Leetcode 121. Best Time to Buy and Sell Stock

#Array #Dynamic Programming

Table of Contents

Problem Informations

Problem Description

You are given an array prices where prices[i] is the price of a given stock on the $i^{th}$ day.

You want to maximize your profit by choosing a single day to buy one stock and choosing a different day in the future to sell that stock.

Return the maximum profit you can achieve from this transaction. If you cannot achieve any profit, return 0.

Example 1:

Input: prices = [7,1,5,3,6,4]
Output: 5
Explanation: Buy on day 2 (price = 1) and sell on day 5 (price = 6), profit = 6-1 = 5.
Note that buying on day 2 and selling on day 1 is not allowed because you must buy before you sell.

Example 2:

Input: prices = [7,6,4,3,1]
Output: 0
Explanation: In this case, no transactions are done and the max profit = 0.

Constraints:

  • $1 \leq \text{prices.length} \leq 10^5$
  • $0 \leq \text{prices}[i] \leq 10^4$

Intuition

The problem asks us to determine the maximum profit achievable by choosing a single day to buy a stock and a different later day to sell it. The challenge lies in maximizing the difference between the selling price and the buying price, given the constraint that the stock must be bought before it is sold. Thus, we are essentially finding the pair of days (buy, sell) such that sell > buy and the profit (prices[sell] - prices[buy]) is maximized.

Approach

To solve this problem, the approach centers around maintaining two pieces of information as we iterate through the prices array: the minimum price observed so far and the maximum profit that can be achieved at each step.

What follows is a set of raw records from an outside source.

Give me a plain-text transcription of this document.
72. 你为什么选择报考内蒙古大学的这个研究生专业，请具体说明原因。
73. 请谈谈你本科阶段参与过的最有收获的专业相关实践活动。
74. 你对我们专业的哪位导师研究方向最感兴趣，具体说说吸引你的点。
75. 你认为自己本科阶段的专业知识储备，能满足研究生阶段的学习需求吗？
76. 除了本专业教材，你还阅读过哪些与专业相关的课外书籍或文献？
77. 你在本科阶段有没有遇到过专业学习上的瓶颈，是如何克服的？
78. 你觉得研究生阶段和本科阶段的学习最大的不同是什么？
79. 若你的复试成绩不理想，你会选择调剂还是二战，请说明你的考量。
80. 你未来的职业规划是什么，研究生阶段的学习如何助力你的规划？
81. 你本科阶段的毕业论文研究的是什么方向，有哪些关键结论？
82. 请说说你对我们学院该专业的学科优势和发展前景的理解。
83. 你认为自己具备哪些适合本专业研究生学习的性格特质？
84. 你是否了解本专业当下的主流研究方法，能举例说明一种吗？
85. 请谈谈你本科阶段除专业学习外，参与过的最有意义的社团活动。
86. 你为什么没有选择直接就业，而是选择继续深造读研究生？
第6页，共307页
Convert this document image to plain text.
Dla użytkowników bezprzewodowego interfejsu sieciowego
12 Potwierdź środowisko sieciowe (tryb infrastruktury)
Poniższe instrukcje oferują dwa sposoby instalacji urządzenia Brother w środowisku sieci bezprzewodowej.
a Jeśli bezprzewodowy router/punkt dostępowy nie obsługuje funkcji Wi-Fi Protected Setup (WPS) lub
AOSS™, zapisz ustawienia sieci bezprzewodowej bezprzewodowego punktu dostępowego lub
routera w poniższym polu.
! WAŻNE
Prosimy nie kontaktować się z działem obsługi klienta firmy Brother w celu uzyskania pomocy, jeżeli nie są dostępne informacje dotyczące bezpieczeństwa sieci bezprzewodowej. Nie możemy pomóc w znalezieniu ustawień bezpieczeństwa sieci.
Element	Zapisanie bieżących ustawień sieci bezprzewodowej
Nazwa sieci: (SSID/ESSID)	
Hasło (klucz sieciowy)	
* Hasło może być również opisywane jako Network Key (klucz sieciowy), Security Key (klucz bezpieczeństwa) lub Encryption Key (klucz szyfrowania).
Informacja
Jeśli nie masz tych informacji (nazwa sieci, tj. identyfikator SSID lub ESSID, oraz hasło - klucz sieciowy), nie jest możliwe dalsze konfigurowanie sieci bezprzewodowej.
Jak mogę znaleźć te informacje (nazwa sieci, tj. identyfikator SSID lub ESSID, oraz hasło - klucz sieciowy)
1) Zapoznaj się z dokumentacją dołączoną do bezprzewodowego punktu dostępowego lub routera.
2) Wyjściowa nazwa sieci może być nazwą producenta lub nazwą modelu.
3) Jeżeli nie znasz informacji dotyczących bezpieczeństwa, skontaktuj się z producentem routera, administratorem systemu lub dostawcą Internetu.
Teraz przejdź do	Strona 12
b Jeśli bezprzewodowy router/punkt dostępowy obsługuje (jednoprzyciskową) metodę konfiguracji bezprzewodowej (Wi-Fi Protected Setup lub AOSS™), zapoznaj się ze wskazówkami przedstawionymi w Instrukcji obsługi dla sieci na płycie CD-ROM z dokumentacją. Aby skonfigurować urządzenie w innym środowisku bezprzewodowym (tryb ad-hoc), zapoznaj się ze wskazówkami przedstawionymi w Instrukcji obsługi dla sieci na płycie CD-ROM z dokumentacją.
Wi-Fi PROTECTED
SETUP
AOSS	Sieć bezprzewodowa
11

The algorithm can be outlined as follows:

  1. Initialize a variable max_profit to 0, which will store the maximum profit achievable.
  2. Initialize min_price to the first element of the prices array, representing the minimum buying price encountered so far.
  3. Iterate over the prices array starting from the second element. For each price:
    • Calculate the potential profit if the stock were sold on the current day. This is done by subtracting the min_price from the current day’s price.
    • Update max_profit to be the maximum of its current value and the potential profit calculated.
    • Update min_price to be the minimum of its current value and the current day’s price to reflect the lowest buying price encountered up to that point.
  4. After iterating through the array, max_profit will contain the maximum profit that can be achieved following the rules of the problem.
  5. Return max_profit as the result.

This approach efficiently computes the result in a single pass through the array, yielding a time complexity of $O(n)$, where $n$ is the length of the prices array. The space complexity is $O(1)$, as only a fixed number of additional variables are used.

Code

C++

class Solution {
public:
    int maxProfit(vector<int>& prices) {
        int max_profit = 0;  // Initialize maximum profit as 0.
        int min_price = prices[0];  // Initialize minimum price as the first day's price.
        
        // Iterate over the prices starting from the second day.
        for (int i = 1; i < prices.size(); ++i) {
            // Calculate the potential profit by selling on day i.
            max_profit = max(max_profit, prices[i] - min_price);
            
            // Update the minimum price if the current price is lower.
            min_price = min(min_price, prices[i]);
        }
        
        // Return the maximum profit achieved.
        return max_profit;
    }
};

Python

class Solution:
    def maxProfit(self, prices):
        max_profit = 0  # Initialize maximum profit as 0.
        min_price = prices[0]  # Initialize minimum price as the first day's price.
        
        # Iterate over the prices starting from the second day.
        for i in range(1, len(prices)):
            # Calculate the potential profit by selling on day i.
            max_profit = max(max_profit, prices[i] - min_price)
            
            # Update the minimum price if the current price is lower.
            min_price = min(min_price, prices[i])
        
        # Return the maximum profit achieved.
        return max_profit

Complexity

  • Time complexity: $O(n)$
    The algorithm iterates through the prices array exactly once, which consists of $n$ elements. For each iteration, it performs a constant amount of work involving basic arithmetic and comparison operations. Therefore, the time complexity is linear with respect to the size of the input array, i.e., $O(n)$.

  • Space complexity: $O(1)$
    The algorithm uses a constant amount of additional space regardless of the input size. It utilizes a few integer variables (max_profit and min_price) that do not depend on the size of the input array. Thus, the space complexity is constant, i.e., $O(1)$.